(BrightPress.org) – Officials in Ohio requested the state’s Supreme Court allow a ban on abortions after 6 weeks to remain in effect until a referendum enshrining the right to abortion is voted on in the state in November.
The arguments before the court will primarily discuss procedural questions and will not ultimately decide the fate of abortion in Ohio; nonetheless, any decision that revives the ban may also revive pro-abortion activists in the run-up to next month’s vote.
Gov. Mike DeWine (R) signed the bill in 2019 banning abortion at 6 weeks which is around the time one can detect a fetal heartbeat. Abortion advocates argue many women don’t realize they are pregnant at 6 weeks. The law was automatically enacted once the Supreme Court overturned Roe v Wade last year.
Ohio courts have issued a preliminary injunction blocking implementation of the law. Ohio Solicitor General Benjamin Flowers argued on Wednesday, September 25th to have the injunction overturned and the law implemented until such a time as voters can weigh in.
Flowers said that “irreparable harm” with no possibility for later remedy exists as long as the injunction is in effect. Lawyer for abortion clinics Jessie Hill argued that the established precedent in Ohio is such that the state cannot appeal preliminary orders prior to there being a final judgment in the case.

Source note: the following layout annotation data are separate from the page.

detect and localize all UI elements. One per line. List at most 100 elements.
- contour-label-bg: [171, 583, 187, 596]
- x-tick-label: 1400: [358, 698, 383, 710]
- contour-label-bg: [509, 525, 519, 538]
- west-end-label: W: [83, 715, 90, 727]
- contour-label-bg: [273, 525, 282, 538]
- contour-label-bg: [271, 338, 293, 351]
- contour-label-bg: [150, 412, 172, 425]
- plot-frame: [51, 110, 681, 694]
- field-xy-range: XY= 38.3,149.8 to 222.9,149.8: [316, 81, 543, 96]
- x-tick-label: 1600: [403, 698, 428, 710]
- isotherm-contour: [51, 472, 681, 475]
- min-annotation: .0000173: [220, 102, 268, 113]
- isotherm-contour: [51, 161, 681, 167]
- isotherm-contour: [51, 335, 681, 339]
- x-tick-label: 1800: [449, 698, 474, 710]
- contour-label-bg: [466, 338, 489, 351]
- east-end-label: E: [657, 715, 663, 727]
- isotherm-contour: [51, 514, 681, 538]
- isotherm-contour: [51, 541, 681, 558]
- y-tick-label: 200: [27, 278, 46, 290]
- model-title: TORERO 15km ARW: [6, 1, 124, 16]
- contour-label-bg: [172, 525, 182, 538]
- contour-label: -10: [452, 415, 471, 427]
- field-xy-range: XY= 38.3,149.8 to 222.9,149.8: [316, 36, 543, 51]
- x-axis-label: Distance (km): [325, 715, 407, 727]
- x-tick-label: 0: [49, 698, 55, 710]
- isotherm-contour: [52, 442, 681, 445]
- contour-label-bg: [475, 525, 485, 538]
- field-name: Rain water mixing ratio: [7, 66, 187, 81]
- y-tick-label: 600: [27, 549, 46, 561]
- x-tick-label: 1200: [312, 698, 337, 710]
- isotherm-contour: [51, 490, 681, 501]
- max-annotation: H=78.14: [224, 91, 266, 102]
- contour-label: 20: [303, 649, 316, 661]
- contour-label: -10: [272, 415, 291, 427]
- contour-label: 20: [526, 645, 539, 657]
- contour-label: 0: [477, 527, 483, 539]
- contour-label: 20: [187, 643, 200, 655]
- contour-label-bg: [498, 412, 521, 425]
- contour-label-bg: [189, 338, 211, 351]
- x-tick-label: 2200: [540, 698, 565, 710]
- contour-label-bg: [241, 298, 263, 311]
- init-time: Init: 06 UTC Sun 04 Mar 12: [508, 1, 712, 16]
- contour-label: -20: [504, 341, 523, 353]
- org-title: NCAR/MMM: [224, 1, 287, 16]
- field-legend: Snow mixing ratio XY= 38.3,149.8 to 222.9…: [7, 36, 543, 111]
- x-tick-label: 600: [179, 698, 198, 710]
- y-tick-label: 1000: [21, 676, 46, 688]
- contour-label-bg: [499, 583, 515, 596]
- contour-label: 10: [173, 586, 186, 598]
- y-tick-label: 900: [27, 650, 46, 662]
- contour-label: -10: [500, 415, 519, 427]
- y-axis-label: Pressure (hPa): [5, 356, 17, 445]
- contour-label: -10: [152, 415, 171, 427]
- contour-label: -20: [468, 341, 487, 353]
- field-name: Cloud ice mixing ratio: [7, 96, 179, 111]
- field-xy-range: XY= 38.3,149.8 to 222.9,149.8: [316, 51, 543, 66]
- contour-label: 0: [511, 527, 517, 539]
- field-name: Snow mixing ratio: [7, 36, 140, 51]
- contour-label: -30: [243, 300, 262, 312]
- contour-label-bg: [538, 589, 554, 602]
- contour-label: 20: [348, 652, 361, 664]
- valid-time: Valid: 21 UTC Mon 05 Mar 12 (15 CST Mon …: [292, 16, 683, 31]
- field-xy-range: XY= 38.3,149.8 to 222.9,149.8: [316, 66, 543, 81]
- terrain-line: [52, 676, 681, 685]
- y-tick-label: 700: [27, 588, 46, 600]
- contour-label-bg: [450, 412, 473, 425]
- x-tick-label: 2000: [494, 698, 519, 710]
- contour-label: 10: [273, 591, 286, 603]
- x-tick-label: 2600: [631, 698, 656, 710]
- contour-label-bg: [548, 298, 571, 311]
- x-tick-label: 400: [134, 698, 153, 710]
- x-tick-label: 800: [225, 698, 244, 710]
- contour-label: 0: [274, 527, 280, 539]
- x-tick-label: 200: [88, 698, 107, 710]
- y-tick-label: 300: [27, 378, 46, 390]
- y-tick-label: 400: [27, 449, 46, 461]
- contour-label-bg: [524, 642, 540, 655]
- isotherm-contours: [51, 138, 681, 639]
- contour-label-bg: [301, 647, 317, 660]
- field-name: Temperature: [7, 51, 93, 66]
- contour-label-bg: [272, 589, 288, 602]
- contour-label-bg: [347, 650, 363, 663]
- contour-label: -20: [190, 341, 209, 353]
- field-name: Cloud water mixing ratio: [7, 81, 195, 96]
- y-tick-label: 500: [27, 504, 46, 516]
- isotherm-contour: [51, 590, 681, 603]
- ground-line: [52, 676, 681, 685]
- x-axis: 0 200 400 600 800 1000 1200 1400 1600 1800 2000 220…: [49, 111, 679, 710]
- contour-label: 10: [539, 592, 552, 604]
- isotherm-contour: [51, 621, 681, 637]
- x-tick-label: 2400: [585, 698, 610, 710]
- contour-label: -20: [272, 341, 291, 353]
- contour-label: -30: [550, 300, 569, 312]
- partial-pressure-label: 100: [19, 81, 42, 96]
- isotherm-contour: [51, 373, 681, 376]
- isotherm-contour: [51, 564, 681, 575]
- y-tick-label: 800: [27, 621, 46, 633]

A state judge from Cincinnati approved the injunction while he weighed the case brought by several abortion providers including Planned Parenthood. An appeals court refused to hear the state’s argument on reversing the preliminary injunction, citing precedent.
The Supreme Court was then asked to weigh in. With a 4-3 Republican majority, there’s a slim shot they could side with the state. Flowers is arguing that abortion providers cannot sue on behalf of patients, making the entire case null regardless of merits. Hill countered that providers are in a better position to sue than patients due to having funding available for legal pursuits.
The court has given no indication of which way it will rule, but a win for the state and anti-abortion activists now could cost them the vote on the referendum in November.